Генерал внимательно выслушал слова Стаса и снова взглянул на Фабиана. Худой, сгорбившийся и запуганно оглядывающийся сутулый старик производил жалкое впечатление.
— А эта девочка… — Стас вздохнул. — Я полагаю, Фабиан в силу возраста мог испытывать определенные проблемы… А Кунке, видимо, имела неосторожность хихикнуть или улыбнуться.
— И он её… — генерал поджал губы, с болезненной досадой кивнул.
— Его это уязвило и унизило, — подытожил Стас. — Он потерял контроль.
— Ты будешь его сегодня допрашивать?
— Через сорок минут.
— Зачем столько ждать?
— Пусть ещё помаринуется немного.
Генерал хмыкнул.
— Ты только не передержи, — бросил он, направляясь к двери.
— Конечно, — не оборачиваясь, бросил Стас.
Генерал вышел, тихо прикрыв за собой дверь. Стас открыл фотографии с места, где Арманд ранил Кунке.

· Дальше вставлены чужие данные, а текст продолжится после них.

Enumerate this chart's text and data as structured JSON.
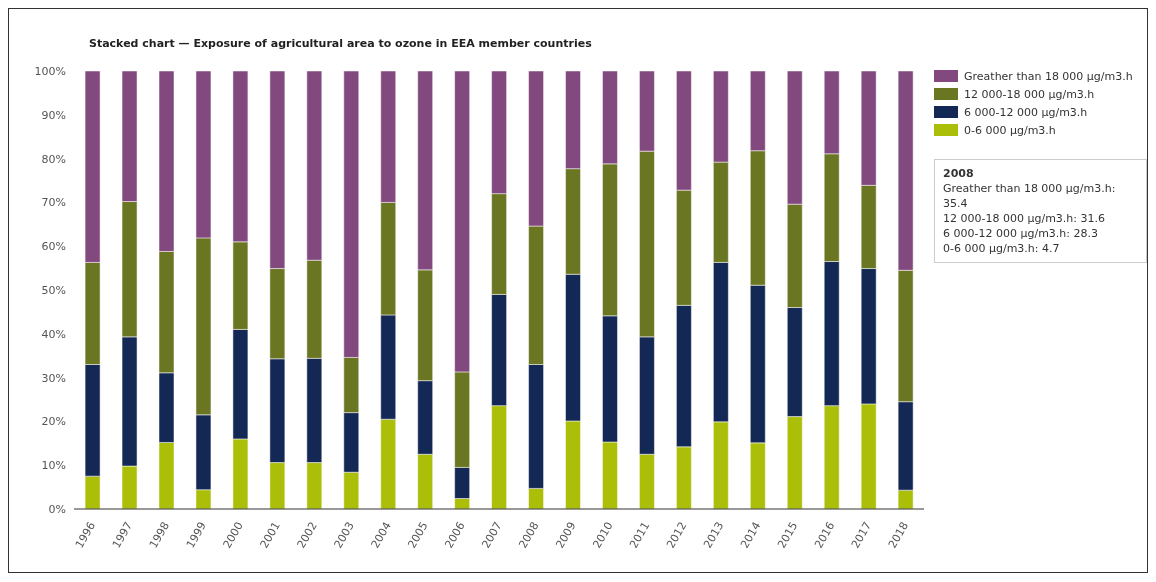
{
  "chart_data": {
    "type": "bar",
    "stacked": true,
    "title": "Stacked chart — Exposure of agricultural area to ozone in EEA member countries",
    "categories": [
      "1996",
      "1997",
      "1998",
      "1999",
      "2000",
      "2001",
      "2002",
      "2003",
      "2004",
      "2005",
      "2006",
      "2007",
      "2008",
      "2009",
      "2010",
      "2011",
      "2012",
      "2013",
      "2014",
      "2015",
      "2016",
      "2017",
      "2018"
    ],
    "series": [
      {
        "name": "0-6 000 µg/m3.h",
        "color": "#abbe08",
        "values": [
          7.5,
          9.8,
          15.2,
          4.4,
          16,
          10.6,
          10.6,
          8.4,
          20.5,
          12.5,
          2.4,
          23.6,
          4.7,
          20.1,
          15.3,
          12.5,
          14.2,
          19.9,
          15.1,
          21.1,
          23.6,
          24.0,
          4.3
        ]
      },
      {
        "name": "6 000-12 000 µg/m3.h",
        "color": "#142855",
        "values": [
          25.5,
          29.5,
          15.9,
          17.1,
          25,
          23.7,
          23.8,
          13.6,
          23.8,
          16.8,
          7.1,
          25.4,
          28.3,
          33.5,
          28.8,
          26.8,
          32.3,
          36.4,
          36.0,
          24.9,
          32.9,
          30.9,
          20.2
        ]
      },
      {
        "name": "12 000-18 000 µg/m3.h",
        "color": "#6b7622",
        "values": [
          23.3,
          30.9,
          27.7,
          40.4,
          20,
          20.6,
          22.4,
          12.6,
          25.7,
          25.3,
          21.8,
          23,
          31.6,
          24.1,
          34.7,
          42.4,
          26.3,
          22.9,
          30.7,
          23.6,
          24.6,
          19.0,
          30.0
        ]
      },
      {
        "name": "Greather than 18 000 µg/m3.h",
        "color": "#82497f",
        "values": [
          43.7,
          29.8,
          41.2,
          38.1,
          39,
          45.1,
          43.2,
          65.4,
          30,
          45.4,
          68.7,
          28,
          35.4,
          22.3,
          21.2,
          18.3,
          27.2,
          20.8,
          18.2,
          30.4,
          18.9,
          26.1,
          45.5
        ]
      }
    ],
    "ylim": [
      0,
      100
    ],
    "yticks": [
      {
        "value": 0,
        "label": "0%"
      },
      {
        "value": 10,
        "label": "10%"
      },
      {
        "value": 20,
        "label": "20%"
      },
      {
        "value": 30,
        "label": "30%"
      },
      {
        "value": 40,
        "label": "40%"
      },
      {
        "value": 50,
        "label": "50%"
      },
      {
        "value": 60,
        "label": "60%"
      },
      {
        "value": 70,
        "label": "70%"
      },
      {
        "value": 80,
        "label": "80%"
      },
      {
        "value": 90,
        "label": "90%"
      },
      {
        "value": 100,
        "label": "100%"
      }
    ],
    "grid": false,
    "legend": "top right",
    "annotations": [
      "2008",
      "Greather than 18 000 µg/m3.h: 35.4",
      "12 000-18 000 µg/m3.h: 31.6",
      "6 000-12 000 µg/m3.h: 28.3",
      "0-6 000 µg/m3.h: 4.7"
    ]
  }
}
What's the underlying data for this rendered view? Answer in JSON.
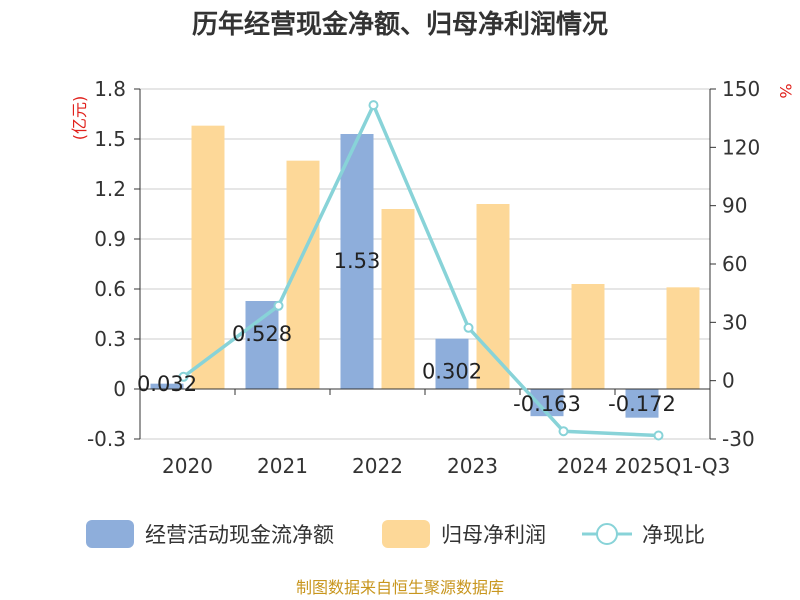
{
  "chart_data": {
    "type": "bar",
    "title": "历年经营现金净额、归母净利润情况",
    "categories": [
      "2020",
      "2021",
      "2022",
      "2023",
      "2024",
      "2025Q1-Q3"
    ],
    "y_left": {
      "unit": "(亿元)",
      "min": -0.3,
      "max": 1.8,
      "ticks": [
        "-0.3",
        "0",
        "0.3",
        "0.6",
        "0.9",
        "1.2",
        "1.5",
        "1.8"
      ]
    },
    "y_right": {
      "unit": "%",
      "min": -30,
      "max": 150,
      "ticks": [
        "-30",
        "0",
        "30",
        "60",
        "90",
        "120",
        "150"
      ]
    },
    "grid": true,
    "legend_position": "bottom",
    "series": [
      {
        "name": "经营活动现金流净额",
        "type": "bar",
        "axis": "left",
        "color": "#8eaedb",
        "values": [
          0.032,
          0.528,
          1.53,
          0.302,
          -0.163,
          -0.172
        ],
        "labels": [
          "0.032",
          "0.528",
          "1.53",
          "0.302",
          "-0.163",
          "-0.172"
        ]
      },
      {
        "name": "归母净利润",
        "type": "bar",
        "axis": "left",
        "color": "#fdd898",
        "values": [
          1.58,
          1.37,
          1.08,
          1.11,
          0.63,
          0.61
        ]
      },
      {
        "name": "净现比",
        "type": "line",
        "axis": "right",
        "color": "#88d3d8",
        "values": [
          2.0,
          38.5,
          141.7,
          27.2,
          -26.0,
          -28.2
        ]
      }
    ],
    "source": "制图数据来自恒生聚源数据库"
  }
}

«Восемь ножевых,» — подумал Стас.
Сеня рассказал ему, что девчонка, перепуганная и окровавленная, добежала до ворот и упала прямо ему на руки. И Стас не представлял, как она, вообще, могла бежать с восемью ранами в спине! Как, вообще, сохранила способность двигаться?!
Корнилов вздохнул. Кунке была сильной и волевой девушкой. Она отчаянно боролась за жизнь, хотя борьба была проиграна с тех пор, как она познакомилась с Фабианом.
Стас рассмотрел фотографии. Смятая постель в спальне Фабиана вся в пятнах и брызгах крови. Растертыми алыми мазками застыла кровь на ковре и стенах. На полу белели осколки разбитой вазы, а рядом лежали растоптанные цветы. Чуть дальше на ковре валялись предметы декора и расколотая надвое рамка без картины.